Immigration is already very important in replenishing the UK’s working-age population and will continue to be. But we must also be clear that immigration alone cannot be the solution to the UK’s demographic challenge. We cannot count on being able to indefinitely attract the very high numbers of migrants necessary, and the democratic consent for permanent historically unprecedented levels of immigration as fertility declines is simply not there.
The claim that immigration is the solution to the demographic challenge is a distraction from the clear and urgent need to implement practical pro-family policies that can help more people to have children that they want, and we need to move past it.
By Phoebe Arslanagić-Little and Anvar Sarygulov
If taken to mean just allow income-maximizing (for residents) levels of immigration and there would be no problem from falling fertility rates, I agree 100%. There are many such things that should be done. But allowing income maximizing levels of immigration would still be a good thing, however much or little it addressed the demographic transition.
I'm a fan of more children (I subscribe here, of course, and have two) but I think the immigration modelling and description are overly pessimistic. I'm also an immigrant myself (from Canada to the UK), so am a bit biased, but I think the facts support me.

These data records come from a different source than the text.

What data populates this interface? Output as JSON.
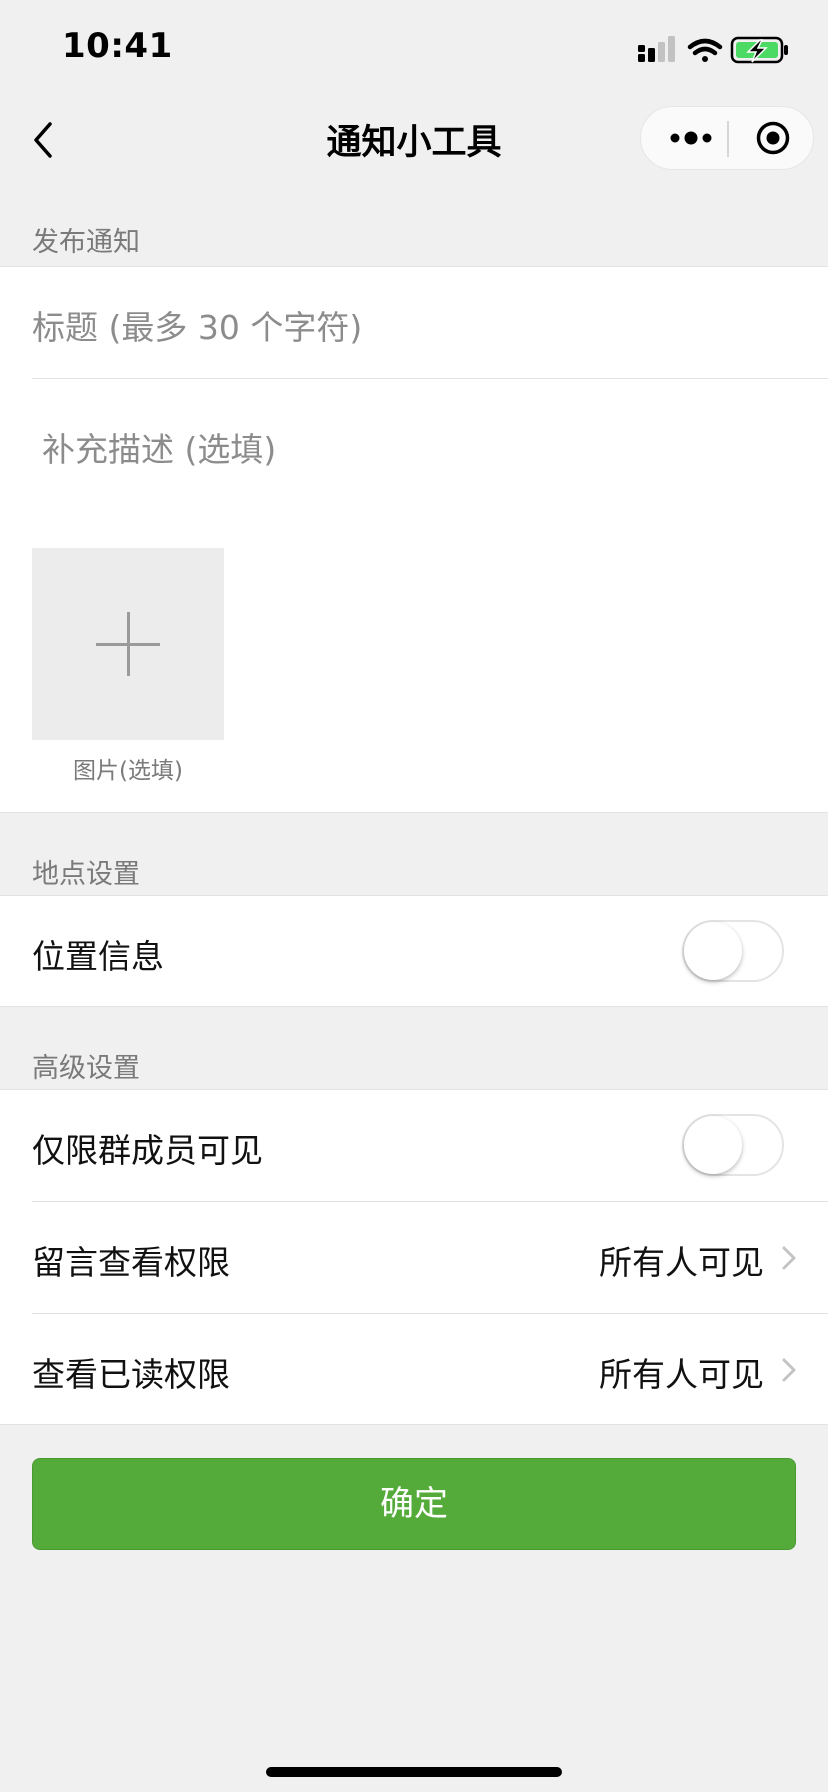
{
  "status_bar": {
    "time": "10:41"
  },
  "nav": {
    "title": "通知小工具"
  },
  "publish": {
    "header": "发布通知",
    "title_placeholder": "标题 (最多 30 个字符)",
    "desc_placeholder": "补充描述 (选填)",
    "image_caption": "图片(选填)"
  },
  "location": {
    "header": "地点设置",
    "location_label": "位置信息",
    "location_on": false
  },
  "advanced": {
    "header": "高级设置",
    "members_only_label": "仅限群成员可见",
    "members_only_on": false,
    "comment_label": "留言查看权限",
    "comment_value": "所有人可见",
    "read_label": "查看已读权限",
    "read_value": "所有人可见"
  },
  "confirm_label": "确定",
  "colors": {
    "primary": "#55ab3a",
    "background": "#f0f0f0"
  }
}
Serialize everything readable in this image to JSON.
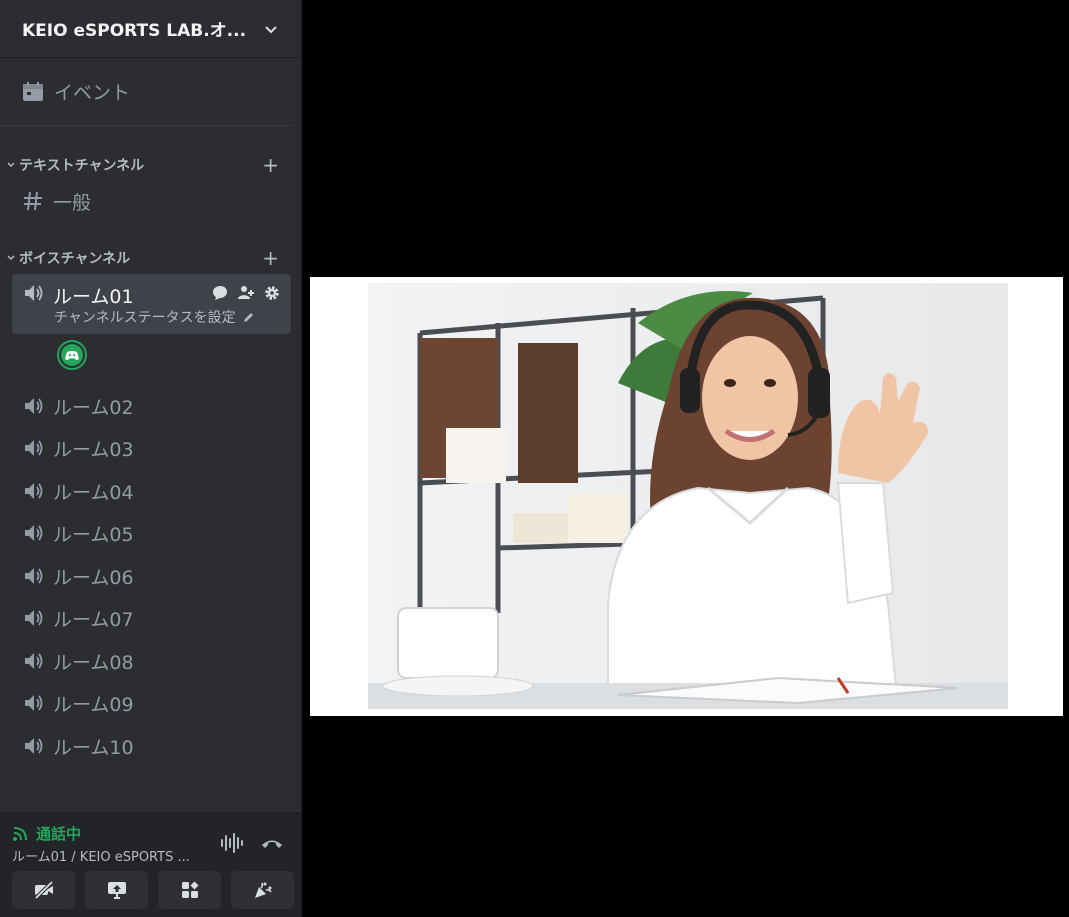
{
  "server": {
    "name": "KEIO eSPORTS LAB.オ..."
  },
  "events": {
    "label": "イベント"
  },
  "text_category": {
    "label": "テキストチャンネル"
  },
  "text_channels": [
    {
      "name": "一般"
    }
  ],
  "voice_category": {
    "label": "ボイスチャンネル"
  },
  "voice_channels": [
    {
      "name": "ルーム01",
      "status_placeholder": "チャンネルステータスを設定"
    },
    {
      "name": "ルーム02"
    },
    {
      "name": "ルーム03"
    },
    {
      "name": "ルーム04"
    },
    {
      "name": "ルーム05"
    },
    {
      "name": "ルーム06"
    },
    {
      "name": "ルーム07"
    },
    {
      "name": "ルーム08"
    },
    {
      "name": "ルーム09"
    },
    {
      "name": "ルーム10"
    }
  ],
  "voice_panel": {
    "status": "通話中",
    "location": "ルーム01 / KEIO eSPORTS ..."
  },
  "colors": {
    "sidebar_bg": "#2b2d31",
    "connected_green": "#23a55a",
    "text_muted": "#949ba4",
    "active_bg": "#404249"
  }
}
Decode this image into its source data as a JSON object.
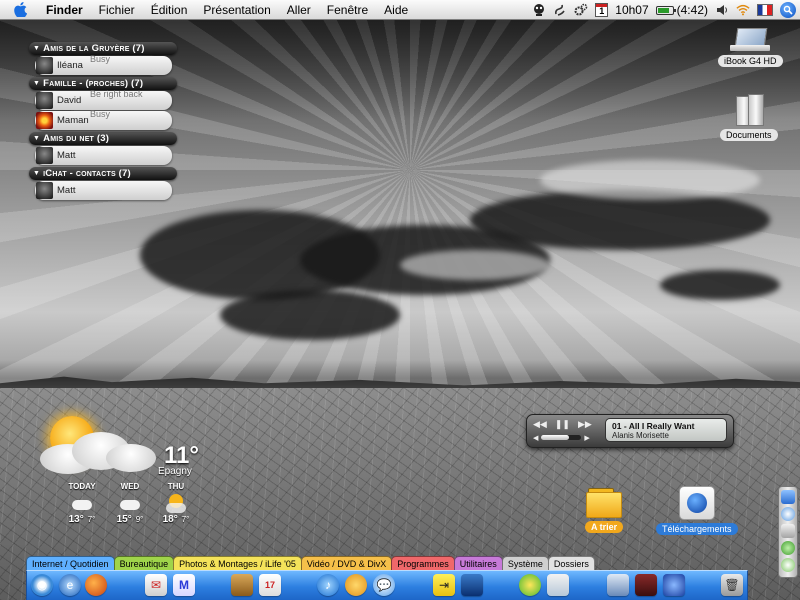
{
  "menubar": {
    "app_name": "Finder",
    "menus": [
      "Fichier",
      "Édition",
      "Présentation",
      "Aller",
      "Fenêtre",
      "Aide"
    ],
    "extras": {
      "calendar_day": "1",
      "clock": "10h07",
      "battery_time": "(4:42)",
      "battery_level": 0.8
    }
  },
  "buddy_list": {
    "groups": [
      {
        "label": "Amis de la Gruyère (7)",
        "buddies": [
          {
            "name": "Iléana",
            "status": "Busy"
          }
        ]
      },
      {
        "label": "Famille - (proches) (7)",
        "buddies": [
          {
            "name": "David",
            "status": "Be right back"
          },
          {
            "name": "Maman",
            "status": "Busy"
          }
        ]
      },
      {
        "label": "Amis du net (3)",
        "buddies": [
          {
            "name": "Matt",
            "status": ""
          }
        ]
      },
      {
        "label": "iChat - contacts (7)",
        "buddies": [
          {
            "name": "Matt",
            "status": ""
          }
        ]
      }
    ]
  },
  "desktop": {
    "icons": [
      {
        "label": "iBook G4 HD",
        "icon": "laptop-icon"
      },
      {
        "label": "Documents",
        "icon": "documents-icon"
      },
      {
        "label": "A trier",
        "icon": "folder-icon"
      },
      {
        "label": "Téléchargements",
        "icon": "downloads-icon"
      }
    ]
  },
  "weather": {
    "temp": "11°",
    "city": "Epagny",
    "forecast": [
      {
        "day": "TODAY",
        "high": "13°",
        "low": "7°",
        "icon": "cloud-icon"
      },
      {
        "day": "WED",
        "high": "15°",
        "low": "9°",
        "icon": "cloud-icon"
      },
      {
        "day": "THU",
        "high": "18°",
        "low": "7°",
        "icon": "sun-icon"
      }
    ]
  },
  "itunes": {
    "track": "01 - All I Really Want",
    "artist": "Alanis Morisette",
    "volume": 0.7
  },
  "dock": {
    "tabs": [
      {
        "label": "Internet / Quotidien",
        "color": "#5fb0ff"
      },
      {
        "label": "Bureautique",
        "color": "#9fd44a"
      },
      {
        "label": "Photos & Montages / iLife '05",
        "color": "#f4e35a"
      },
      {
        "label": "Vidéo / DVD & DivX",
        "color": "#f6c04a"
      },
      {
        "label": "Programmes",
        "color": "#f0686a"
      },
      {
        "label": "Utilitaires",
        "color": "#c77ad8"
      },
      {
        "label": "Système",
        "color": "#cfcfcf"
      },
      {
        "label": "Dossiers",
        "color": "#e2e2e2"
      }
    ]
  }
}
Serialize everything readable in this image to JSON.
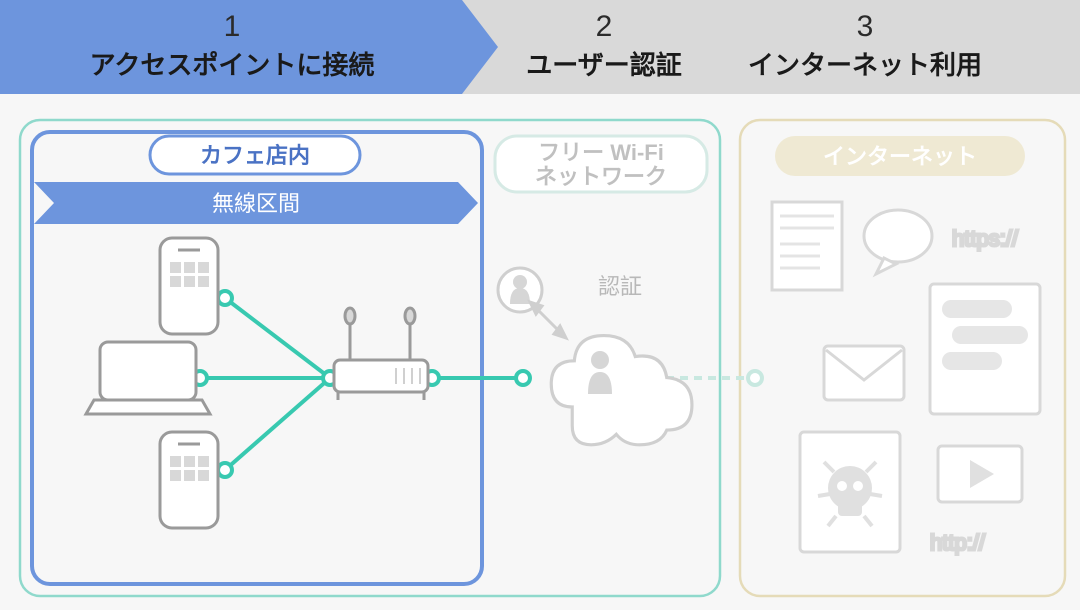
{
  "steps": {
    "s1": {
      "num": "1",
      "label": "アクセスポイントに接続"
    },
    "s2": {
      "num": "2",
      "label": "ユーザー認証"
    },
    "s3": {
      "num": "3",
      "label": "インターネット利用"
    }
  },
  "zones": {
    "cafe": "カフェ店内",
    "wireless": "無線区間",
    "wifi_net_l1": "フリー Wi-Fi",
    "wifi_net_l2": "ネットワーク",
    "internet": "インターネット",
    "auth": "認証"
  },
  "urls": {
    "https": "https://",
    "http": "http://"
  },
  "colors": {
    "accent_blue": "#6d95dd",
    "teal": "#38c9b0",
    "light_gray": "#d9d9d9",
    "faded": "#c8c8c8",
    "beige": "#e5dbb8"
  }
}
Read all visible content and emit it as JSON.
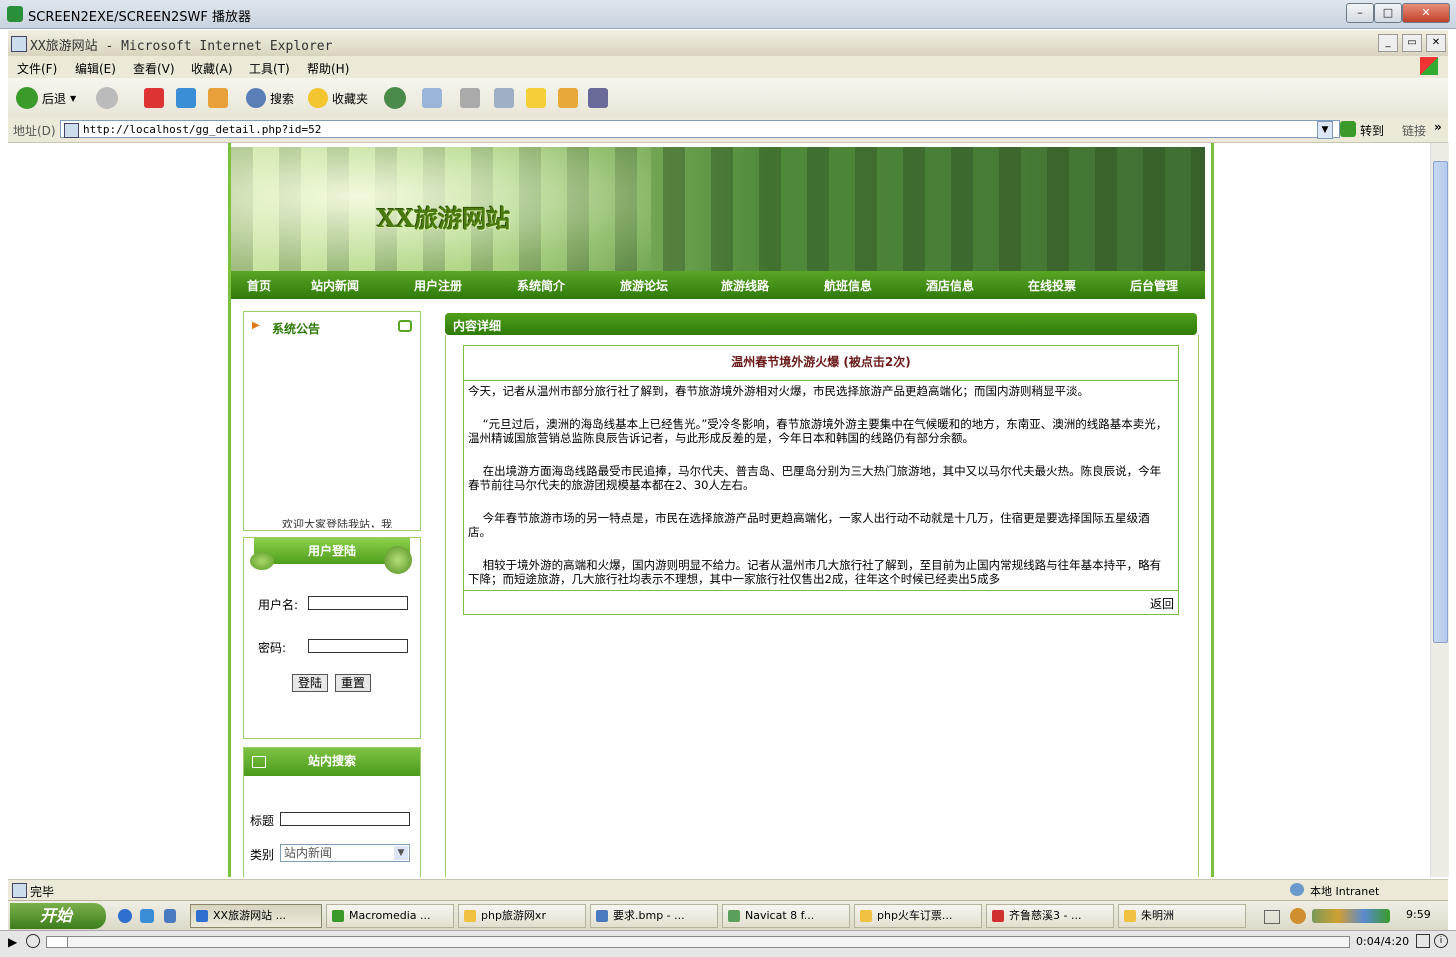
{
  "player": {
    "title": "SCREEN2EXE/SCREEN2SWF 播放器",
    "time": "0:04/4:20",
    "progress_fraction": 0.015
  },
  "ie": {
    "title": "XX旅游网站 - Microsoft Internet Explorer",
    "menu": [
      "文件(F)",
      "编辑(E)",
      "查看(V)",
      "收藏(A)",
      "工具(T)",
      "帮助(H)"
    ],
    "toolbar": {
      "back": "后退",
      "search": "搜索",
      "favorites": "收藏夹"
    },
    "address_label": "地址(D)",
    "address": "http://localhost/gg_detail.php?id=52",
    "go": "转到",
    "links": "链接",
    "status": "完毕",
    "zone": "本地 Intranet"
  },
  "site": {
    "title": "XX旅游网站",
    "nav": [
      "首页",
      "站内新闻",
      "用户注册",
      "系统简介",
      "旅游论坛",
      "旅游线路",
      "航班信息",
      "酒店信息",
      "在线投票",
      "后台管理"
    ],
    "notice": {
      "heading": "系统公告",
      "marquee": "欢迎大家登陆我站，我"
    },
    "login": {
      "heading": "用户登陆",
      "username_label": "用户名:",
      "password_label": "密码:",
      "login_button": "登陆",
      "reset_button": "重置"
    },
    "search": {
      "heading": "站内搜索",
      "title_label": "标题",
      "category_label": "类别",
      "category_value": "站内新闻"
    },
    "content": {
      "heading": "内容详细",
      "article_title": "温州春节境外游火爆 (被点击2次)",
      "paragraphs": [
        "今天，记者从温州市部分旅行社了解到，春节旅游境外游相对火爆，市民选择旅游产品更趋高端化；而国内游则稍显平淡。",
        "    “元旦过后，澳洲的海岛线基本上已经售光。”受冷冬影响，春节旅游境外游主要集中在气候暖和的地方，东南亚、澳洲的线路基本卖光，温州精诚国旅营销总监陈良辰告诉记者，与此形成反差的是，今年日本和韩国的线路仍有部分余额。",
        "    在出境游方面海岛线路最受市民追捧，马尔代夫、普吉岛、巴厘岛分别为三大热门旅游地，其中又以马尔代夫最火热。陈良辰说，今年春节前往马尔代夫的旅游团规模基本都在2、30人左右。",
        "    今年春节旅游市场的另一特点是，市民在选择旅游产品时更趋高端化，一家人出行动不动就是十几万，住宿更是要选择国际五星级酒店。",
        "    相较于境外游的高端和火爆，国内游则明显不给力。记者从温州市几大旅行社了解到，至目前为止国内常规线路与往年基本持平，略有下降；而短途旅游，几大旅行社均表示不理想，其中一家旅行社仅售出2成，往年这个时候已经卖出5成多"
      ],
      "back_link": "返回"
    }
  },
  "taskbar": {
    "start": "开始",
    "tasks": [
      "XX旅游网站 ...",
      "Macromedia ...",
      "php旅游网xr",
      "要求.bmp - ...",
      "Navicat 8 f...",
      "php火车订票...",
      "齐鲁慈溪3 - ...",
      "朱明洲"
    ],
    "clock": "9:59"
  }
}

In the "migration, stagnation, and procreation" document, they describe a 14 percent first gen immigrant as being the highest experimented with, but Canada currently has 23 percent first generation immigrants as a proportion of the population and, other than a dramatic and unnecessary own goal on housing, is a peaceful society with high tolerance and a high standard of living.
The document also stresses the impact of immigration on inequality and stratification, which may be true for those first generation immigrants, but
1) They're dramatically better off than they would have been in their home countries, even if they're lower class in the recipient country, so the welfare argument doesn't work; and
2) That inequality often evens out by the second generation; loads of immigrants accept lower status work in the new country explicitly because they believe their children will live a better life, and are generally correct about that.
One more point the document fails to make is that we know how to create mass immigration societies and stagnation societies, but we have *no idea* how to create high (or even stable) fertility societies (which I accept is part of the job of this substack). I suspect policy will be part of it (housing being perhaps the biggest single factor), but I don't think it will be enough (albeit housing is a worthy goal on its own regardless).